Java Web Applications – Is it Better to Have One or Multiple?

Architecturejavaweb-applications

I am going to develop a server application to provide the functionality of a book keeping software in tomcat server. I can think of two ways to achieve this.

  1. Creating a single web application – Let's say we have to provide invoice management, user management and report management. All these logic is bound to this single web application. Functionalities will be separated by package structure.
  2. Creating multiple web applications – Create separate web app to provide each functionality. ex: single web application for invoice management, another single web app for user management and so on.

One advantage I can think of creating multiple web apps for each functionality is loose coupling. ex: Developer doesn't want to concentrate on invoice related things when he develops on user management module etc. Another advantage is if one customer wants only a sub set of all the features available, We can remove other web apps easily and provide a solution quickly. I wanted to know pros and cons of these two approaches before going to implementation.

Best Answer

If you want to go for maximum scalability you could go for several apps, for example (but not necessarily) implementing the principle of microservices.

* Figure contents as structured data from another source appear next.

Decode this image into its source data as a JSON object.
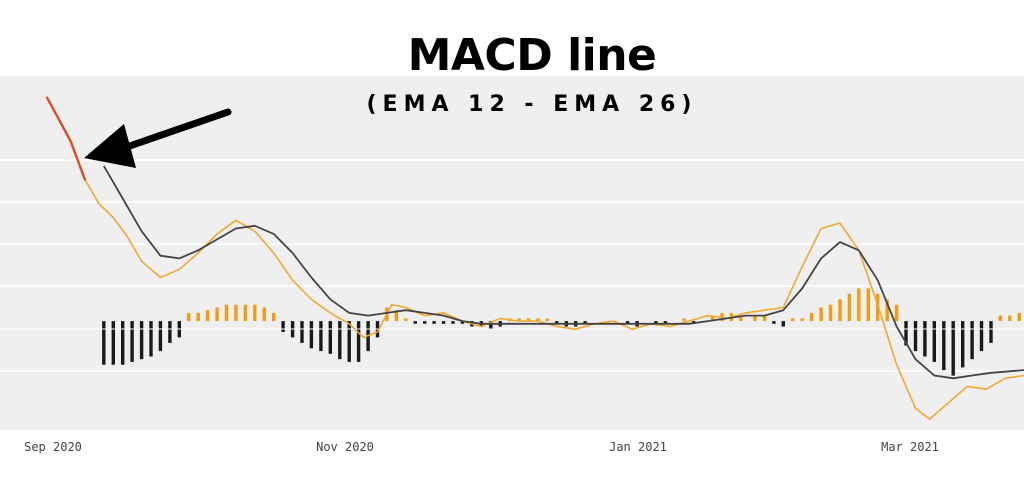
{
  "title": "MACD line",
  "subtitle": "(EMA 12 - EMA 26)",
  "colors": {
    "plot_background": "#efefef",
    "grid": "#ffffff",
    "macd_line": "#f0a830",
    "signal_line": "#444444",
    "hist_positive": "#f39c12",
    "hist_negative": "#1a1a1a",
    "highlight": "#e04a2a",
    "arrow": "#000000"
  },
  "chart_data": {
    "type": "line",
    "title": "MACD line",
    "subtitle": "(EMA 12 - EMA 26)",
    "x_tick_labels": [
      "Sep 2020",
      "Nov 2020",
      "Jan 2021",
      "Mar 2021"
    ],
    "xlim": [
      "2020-08-26",
      "2021-03-31"
    ],
    "ylim": [
      -4,
      9
    ],
    "grid": true,
    "annotation": "arrow pointing to the start of the MACD line",
    "series": [
      {
        "role": "macd",
        "color": "#f0a830",
        "points": [
          [
            "2020-09-05",
            8.2
          ],
          [
            "2020-09-10",
            6.6
          ],
          [
            "2020-09-13",
            5.2
          ],
          [
            "2020-09-16",
            4.3
          ],
          [
            "2020-09-19",
            3.8
          ],
          [
            "2020-09-22",
            3.1
          ],
          [
            "2020-09-25",
            2.2
          ],
          [
            "2020-09-29",
            1.6
          ],
          [
            "2020-10-03",
            1.9
          ],
          [
            "2020-10-07",
            2.5
          ],
          [
            "2020-10-11",
            3.2
          ],
          [
            "2020-10-15",
            3.7
          ],
          [
            "2020-10-19",
            3.3
          ],
          [
            "2020-10-23",
            2.5
          ],
          [
            "2020-10-27",
            1.5
          ],
          [
            "2020-10-31",
            0.8
          ],
          [
            "2020-11-04",
            0.3
          ],
          [
            "2020-11-08",
            -0.1
          ],
          [
            "2020-11-11",
            -0.6
          ],
          [
            "2020-11-14",
            -0.4
          ],
          [
            "2020-11-17",
            0.6
          ],
          [
            "2020-11-20",
            0.5
          ],
          [
            "2020-11-24",
            0.2
          ],
          [
            "2020-11-28",
            0.3
          ],
          [
            "2020-12-02",
            0.0
          ],
          [
            "2020-12-06",
            -0.2
          ],
          [
            "2020-12-10",
            0.1
          ],
          [
            "2020-12-14",
            0.0
          ],
          [
            "2020-12-18",
            0.0
          ],
          [
            "2020-12-22",
            -0.2
          ],
          [
            "2020-12-26",
            -0.3
          ],
          [
            "2020-12-30",
            -0.1
          ],
          [
            "2021-01-03",
            0.0
          ],
          [
            "2021-01-07",
            -0.3
          ],
          [
            "2021-01-11",
            -0.1
          ],
          [
            "2021-01-15",
            -0.2
          ],
          [
            "2021-01-19",
            0.0
          ],
          [
            "2021-01-23",
            0.2
          ],
          [
            "2021-01-27",
            0.1
          ],
          [
            "2021-01-31",
            0.3
          ],
          [
            "2021-02-04",
            0.4
          ],
          [
            "2021-02-08",
            0.5
          ],
          [
            "2021-02-12",
            2.0
          ],
          [
            "2021-02-16",
            3.4
          ],
          [
            "2021-02-20",
            3.6
          ],
          [
            "2021-02-24",
            2.6
          ],
          [
            "2021-02-28",
            0.6
          ],
          [
            "2021-03-04",
            -1.6
          ],
          [
            "2021-03-08",
            -3.2
          ],
          [
            "2021-03-11",
            -3.6
          ],
          [
            "2021-03-15",
            -3.0
          ],
          [
            "2021-03-19",
            -2.4
          ],
          [
            "2021-03-23",
            -2.5
          ],
          [
            "2021-03-27",
            -2.1
          ],
          [
            "2021-03-31",
            -2.0
          ]
        ]
      },
      {
        "role": "signal",
        "color": "#444444",
        "points": [
          [
            "2020-09-17",
            5.7
          ],
          [
            "2020-09-21",
            4.5
          ],
          [
            "2020-09-25",
            3.3
          ],
          [
            "2020-09-29",
            2.4
          ],
          [
            "2020-10-03",
            2.3
          ],
          [
            "2020-10-07",
            2.6
          ],
          [
            "2020-10-11",
            3.0
          ],
          [
            "2020-10-15",
            3.4
          ],
          [
            "2020-10-19",
            3.5
          ],
          [
            "2020-10-23",
            3.2
          ],
          [
            "2020-10-27",
            2.5
          ],
          [
            "2020-10-31",
            1.6
          ],
          [
            "2020-11-04",
            0.8
          ],
          [
            "2020-11-08",
            0.3
          ],
          [
            "2020-11-12",
            0.2
          ],
          [
            "2020-11-16",
            0.3
          ],
          [
            "2020-11-20",
            0.4
          ],
          [
            "2020-11-24",
            0.3
          ],
          [
            "2020-11-28",
            0.2
          ],
          [
            "2020-12-02",
            0.0
          ],
          [
            "2020-12-06",
            -0.1
          ],
          [
            "2020-12-10",
            -0.1
          ],
          [
            "2020-12-14",
            -0.1
          ],
          [
            "2020-12-18",
            -0.1
          ],
          [
            "2020-12-22",
            -0.1
          ],
          [
            "2020-12-26",
            -0.1
          ],
          [
            "2020-12-30",
            -0.1
          ],
          [
            "2021-01-03",
            -0.1
          ],
          [
            "2021-01-07",
            -0.1
          ],
          [
            "2021-01-11",
            -0.1
          ],
          [
            "2021-01-15",
            -0.1
          ],
          [
            "2021-01-19",
            -0.1
          ],
          [
            "2021-01-23",
            0.0
          ],
          [
            "2021-01-27",
            0.1
          ],
          [
            "2021-01-31",
            0.2
          ],
          [
            "2021-02-04",
            0.2
          ],
          [
            "2021-02-08",
            0.4
          ],
          [
            "2021-02-12",
            1.2
          ],
          [
            "2021-02-16",
            2.3
          ],
          [
            "2021-02-20",
            2.9
          ],
          [
            "2021-02-24",
            2.6
          ],
          [
            "2021-02-28",
            1.5
          ],
          [
            "2021-03-04",
            -0.2
          ],
          [
            "2021-03-08",
            -1.4
          ],
          [
            "2021-03-12",
            -2.0
          ],
          [
            "2021-03-16",
            -2.1
          ],
          [
            "2021-03-20",
            -2.0
          ],
          [
            "2021-03-24",
            -1.9
          ],
          [
            "2021-03-31",
            -1.8
          ]
        ]
      }
    ],
    "histogram": {
      "series_role": "macd_minus_signal",
      "bars": [
        [
          "2020-09-17",
          -1.6
        ],
        [
          "2020-09-19",
          -1.6
        ],
        [
          "2020-09-21",
          -1.6
        ],
        [
          "2020-09-23",
          -1.5
        ],
        [
          "2020-09-25",
          -1.4
        ],
        [
          "2020-09-27",
          -1.3
        ],
        [
          "2020-09-29",
          -1.1
        ],
        [
          "2020-10-01",
          -0.8
        ],
        [
          "2020-10-03",
          -0.6
        ],
        [
          "2020-10-05",
          0.3
        ],
        [
          "2020-10-07",
          0.3
        ],
        [
          "2020-10-09",
          0.4
        ],
        [
          "2020-10-11",
          0.5
        ],
        [
          "2020-10-13",
          0.6
        ],
        [
          "2020-10-15",
          0.6
        ],
        [
          "2020-10-17",
          0.6
        ],
        [
          "2020-10-19",
          0.6
        ],
        [
          "2020-10-21",
          0.5
        ],
        [
          "2020-10-23",
          0.3
        ],
        [
          "2020-10-25",
          -0.4
        ],
        [
          "2020-10-27",
          -0.6
        ],
        [
          "2020-10-29",
          -0.8
        ],
        [
          "2020-10-31",
          -1.0
        ],
        [
          "2020-11-02",
          -1.1
        ],
        [
          "2020-11-04",
          -1.2
        ],
        [
          "2020-11-06",
          -1.4
        ],
        [
          "2020-11-08",
          -1.5
        ],
        [
          "2020-11-10",
          -1.5
        ],
        [
          "2020-11-12",
          -1.1
        ],
        [
          "2020-11-14",
          -0.6
        ],
        [
          "2020-11-16",
          0.5
        ],
        [
          "2020-11-18",
          0.4
        ],
        [
          "2020-11-20",
          0.1
        ],
        [
          "2020-11-22",
          -0.1
        ],
        [
          "2020-11-24",
          -0.1
        ],
        [
          "2020-11-26",
          -0.1
        ],
        [
          "2020-11-28",
          -0.1
        ],
        [
          "2020-11-30",
          -0.1
        ],
        [
          "2020-12-02",
          -0.1
        ],
        [
          "2020-12-04",
          -0.2
        ],
        [
          "2020-12-06",
          -0.2
        ],
        [
          "2020-12-08",
          -0.3
        ],
        [
          "2020-12-10",
          -0.2
        ],
        [
          "2020-12-12",
          0.1
        ],
        [
          "2020-12-14",
          0.1
        ],
        [
          "2020-12-16",
          0.1
        ],
        [
          "2020-12-18",
          0.1
        ],
        [
          "2020-12-20",
          0.1
        ],
        [
          "2020-12-22",
          -0.1
        ],
        [
          "2020-12-24",
          -0.2
        ],
        [
          "2020-12-26",
          -0.2
        ],
        [
          "2020-12-28",
          -0.1
        ],
        [
          "2021-01-06",
          -0.1
        ],
        [
          "2021-01-08",
          -0.2
        ],
        [
          "2021-01-12",
          -0.1
        ],
        [
          "2021-01-14",
          -0.1
        ],
        [
          "2021-01-18",
          0.1
        ],
        [
          "2021-01-20",
          -0.1
        ],
        [
          "2021-01-24",
          0.2
        ],
        [
          "2021-01-26",
          0.3
        ],
        [
          "2021-01-28",
          0.3
        ],
        [
          "2021-01-30",
          0.2
        ],
        [
          "2021-02-02",
          0.2
        ],
        [
          "2021-02-04",
          0.2
        ],
        [
          "2021-02-06",
          -0.1
        ],
        [
          "2021-02-08",
          -0.2
        ],
        [
          "2021-02-10",
          0.1
        ],
        [
          "2021-02-12",
          0.1
        ],
        [
          "2021-02-14",
          0.3
        ],
        [
          "2021-02-16",
          0.5
        ],
        [
          "2021-02-18",
          0.6
        ],
        [
          "2021-02-20",
          0.8
        ],
        [
          "2021-02-22",
          1.0
        ],
        [
          "2021-02-24",
          1.2
        ],
        [
          "2021-02-26",
          1.2
        ],
        [
          "2021-02-28",
          1.0
        ],
        [
          "2021-03-02",
          0.8
        ],
        [
          "2021-03-04",
          0.6
        ],
        [
          "2021-03-06",
          -0.9
        ],
        [
          "2021-03-08",
          -1.1
        ],
        [
          "2021-03-10",
          -1.3
        ],
        [
          "2021-03-12",
          -1.5
        ],
        [
          "2021-03-14",
          -1.8
        ],
        [
          "2021-03-16",
          -2.0
        ],
        [
          "2021-03-18",
          -1.7
        ],
        [
          "2021-03-20",
          -1.4
        ],
        [
          "2021-03-22",
          -1.1
        ],
        [
          "2021-03-24",
          -0.8
        ],
        [
          "2021-03-26",
          0.2
        ],
        [
          "2021-03-28",
          0.2
        ],
        [
          "2021-03-30",
          0.3
        ]
      ]
    }
  }
}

Having several apps, allows you to spread the apps more easily accross several web servers, or containers (like Docker or Microsoft's nanoserver) to quickly manage an internet level load peak. In this respect, the monolithic app is not such a good idea anymore for the web.

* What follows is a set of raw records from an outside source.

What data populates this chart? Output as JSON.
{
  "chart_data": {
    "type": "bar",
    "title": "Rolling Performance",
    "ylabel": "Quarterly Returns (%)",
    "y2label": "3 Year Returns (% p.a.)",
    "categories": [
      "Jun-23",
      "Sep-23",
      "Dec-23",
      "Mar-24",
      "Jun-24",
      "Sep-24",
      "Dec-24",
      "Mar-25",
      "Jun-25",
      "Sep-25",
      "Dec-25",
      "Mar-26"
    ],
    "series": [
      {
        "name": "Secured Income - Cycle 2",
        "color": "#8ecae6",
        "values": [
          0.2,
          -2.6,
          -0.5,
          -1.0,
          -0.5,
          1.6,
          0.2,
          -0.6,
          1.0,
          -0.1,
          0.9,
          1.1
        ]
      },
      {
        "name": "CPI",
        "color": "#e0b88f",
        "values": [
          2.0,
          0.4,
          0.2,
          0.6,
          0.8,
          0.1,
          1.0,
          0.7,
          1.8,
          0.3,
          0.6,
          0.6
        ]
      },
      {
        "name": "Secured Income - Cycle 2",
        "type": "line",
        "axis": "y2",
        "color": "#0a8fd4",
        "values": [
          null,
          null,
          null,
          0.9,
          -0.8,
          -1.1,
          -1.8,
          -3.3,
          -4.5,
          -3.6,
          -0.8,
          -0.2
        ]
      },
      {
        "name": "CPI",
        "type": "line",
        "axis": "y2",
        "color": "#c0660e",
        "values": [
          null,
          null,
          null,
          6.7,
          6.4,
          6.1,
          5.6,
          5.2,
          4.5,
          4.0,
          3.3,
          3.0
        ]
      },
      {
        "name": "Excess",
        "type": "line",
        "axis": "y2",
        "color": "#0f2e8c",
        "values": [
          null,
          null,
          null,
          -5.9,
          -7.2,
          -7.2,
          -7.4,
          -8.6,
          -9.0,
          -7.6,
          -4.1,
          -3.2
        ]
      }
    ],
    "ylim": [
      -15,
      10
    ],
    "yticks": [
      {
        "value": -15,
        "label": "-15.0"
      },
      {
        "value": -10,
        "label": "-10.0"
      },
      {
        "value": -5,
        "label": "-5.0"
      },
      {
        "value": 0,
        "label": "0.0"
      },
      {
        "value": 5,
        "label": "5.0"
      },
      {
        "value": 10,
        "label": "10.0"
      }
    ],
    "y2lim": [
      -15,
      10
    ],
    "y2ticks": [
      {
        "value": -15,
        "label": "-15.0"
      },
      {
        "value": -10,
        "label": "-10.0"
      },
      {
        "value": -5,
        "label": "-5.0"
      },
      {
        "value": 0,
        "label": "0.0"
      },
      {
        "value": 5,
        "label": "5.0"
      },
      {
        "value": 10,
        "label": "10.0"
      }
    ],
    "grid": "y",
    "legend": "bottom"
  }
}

In both case, you have still the choice of the database and data model: you could for example let several apps connect to the same database. THis has the advantage of realtime synchronisation and consistency. However this will also become the main bottleneck and obstacle to scalability.

This is precisely an aspect promoted by the microservice architecture: each "service" ("app") its own database, so that each "service" could also evolve at its own pace with less risk of breaking data structures used by other apps/functions.